• Camping (sort of) with a 6 week old

    Anyone who is well acquainted with our family, or perhaps even just a little - knows that we spend a lot of time away from home. In the summer we're away most weekends kitesurfing at our favourite lake (Nitinaht), and in the fall/winter/spring we're off a few times a year either skiing or on a warm weather vacation! 

    Of course we need to keep costs down every time we go away - I spend a lot of time researching affordable ways to do this, but perhaps I'll talk about that another day.

    I can't even count the number of times people (usually with a smug look on their face) told me when I was pregnant how much my life would change after having a baby.

    •     "I guess this means you won't be able to go camping anymore".
    •     "What will you do after having the baby seen as you won't be able to go to Nitinaht anymore?". 
    •     "Might as well get your traveling in now, as it'll be over for the next 20 years"
    •     "You can't take a baby to a ski hill, its much too cold!"
    •     "You shouldn't go there, that trail is WAY too technical to take a baby on, there are logs and stuff!"

    So, seen as they were all wrong, Thomas went on his first (of many) camping trips when he was 6 weeks old.
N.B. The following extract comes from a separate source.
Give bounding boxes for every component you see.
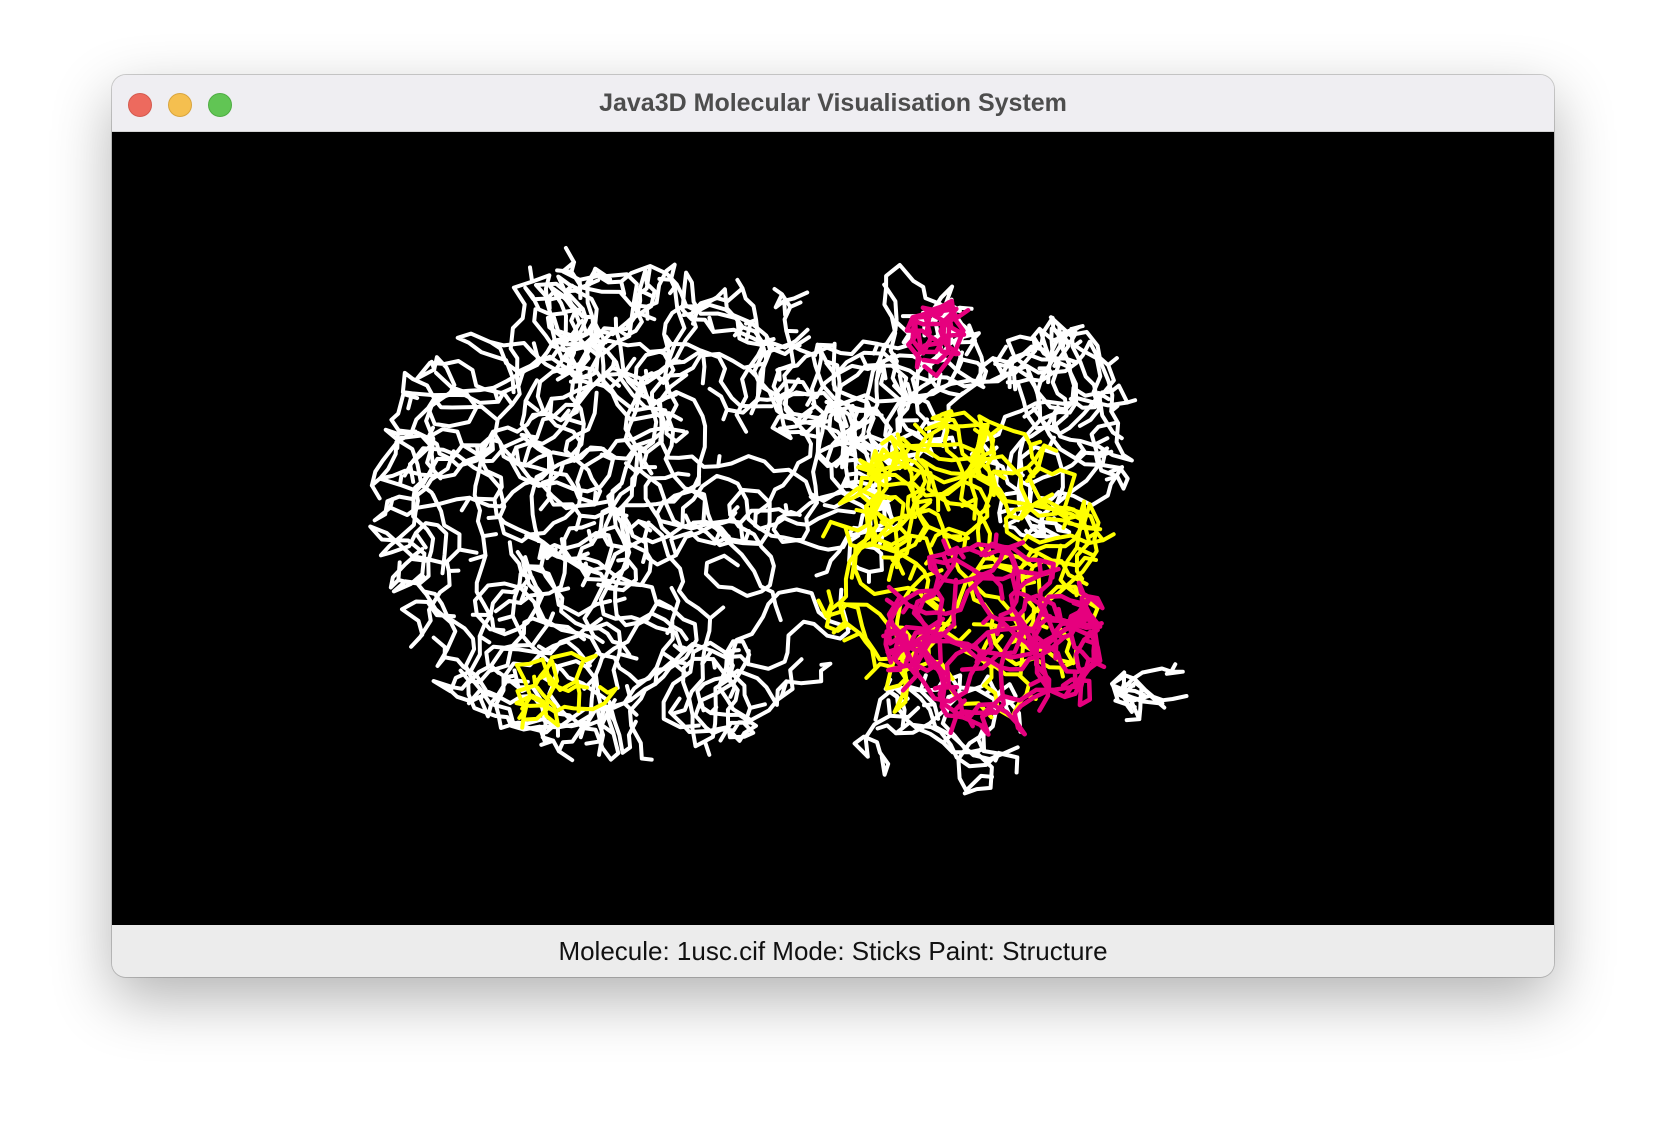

We also spent a week skiing over Christmas (sorry for bailing mom, I hope you've forgiven us).

    We also took full advantage of my 1 year maternity leave, airmiles and free baby travel, and took not 1 but 2 warm weather vacations. In fact, life was better as I didn't have to be at work 8am Monday morning!!! On top of all that, I did more hiking last year than I have since living on Vancouver Island. Granted, they were only day trips - but still.


    Don't get me wrong, traveling or camping with a baby isn't for everyone, but its definitely for me. For the record, I should also say that we have 1 child, he's currently 16 months old. I know I'm biased, but our little guy is one of the happiest kids I know. That also helps :)


    I also have to admit that we have a camper, so in truth, we're not really camping. I have a friend though (with a baby the same age as Thomas) who spends a LOT of time tent camping with her little one. Maybe one day she'll help me write a blog about that. Until then, I thought maybe I'd share some of my experiences about camping and traveling with child under two. Tonight, I think I'll just start with our first trip when Thomas was only 6 weeks old...


    Thomas was born in May, the same month we often start our trips to the lake. So, we were delayed a few weeks, but by mid-June, we were ready to go. From day one (and still to this day) I've kept a fairly strict routine with my son when it comes to bedtime routine, and I honestly believe that's what helped ease the transition into camper sleeping.


    Things I learned on that first weekend:

      1. Plan your driving around nap schedules and don't rush, just stop if you need to.

      2. breast feeding is so much easier than bottles (but you gotta do whatever works for you)

      3. Pumping in the middle of the night to help increase your milk supply sucks in a camper. Actually, it sucks everywhere.

      4. Have a system, you'll likely need to develop a new one that works in your sleeping space. Our first night was the hardest, we were so clumsy when Thomas woke up, or needed to be changed in the middle of the night! We used lights that were too bright, our diapers were out of reach and we didn't even know where to change him. It only took us one night to sort all that out.

      5. Figure out your sleeping arrangements ahead of time. We had a Phil and Ted's Nest bassinet and LOVED It. It fit perfectly beside our bed and was so easy to pack and store. We never co-slept, but for those parents who do - camping may be an easy adjustment. We used the same bassinet at home, so it wasn't much of a change for him.

      6. Don't worry if your baby just naps on you at this age, they are only little! We just took turns with him in the Ergo, and I also had a super comfy camping chair for nursing (and napping). Besides, its so adorable and this stage won't last long...


      7. Get a baby monitor that works on batteries. In no way am I advocating leaving a sleeping child in a tent or camper and walking away, but at least now you can go outside your little home and socialize (even if its just in your own campsite). I love camping as we actually get time to see our friends, and visit on our own schedule. It doesn't matter that we eat dinner early and it doesn't matter that I want to go to bed at 10 (okay, maybe 9). If we get up earlier than our friends and go for a walk while they sleep off their hangovers, it doesn't matter!  We'll see them later that day. At home - we likely wouldn't see them at all.

      So that's it, it really was that simple. Yes, I spent a lot of time sitting and nursing, but it wouldn't have been any different than at home. You'll never know until you try it... lost more thoughts and tips for an active life with a baby in the coming weeks!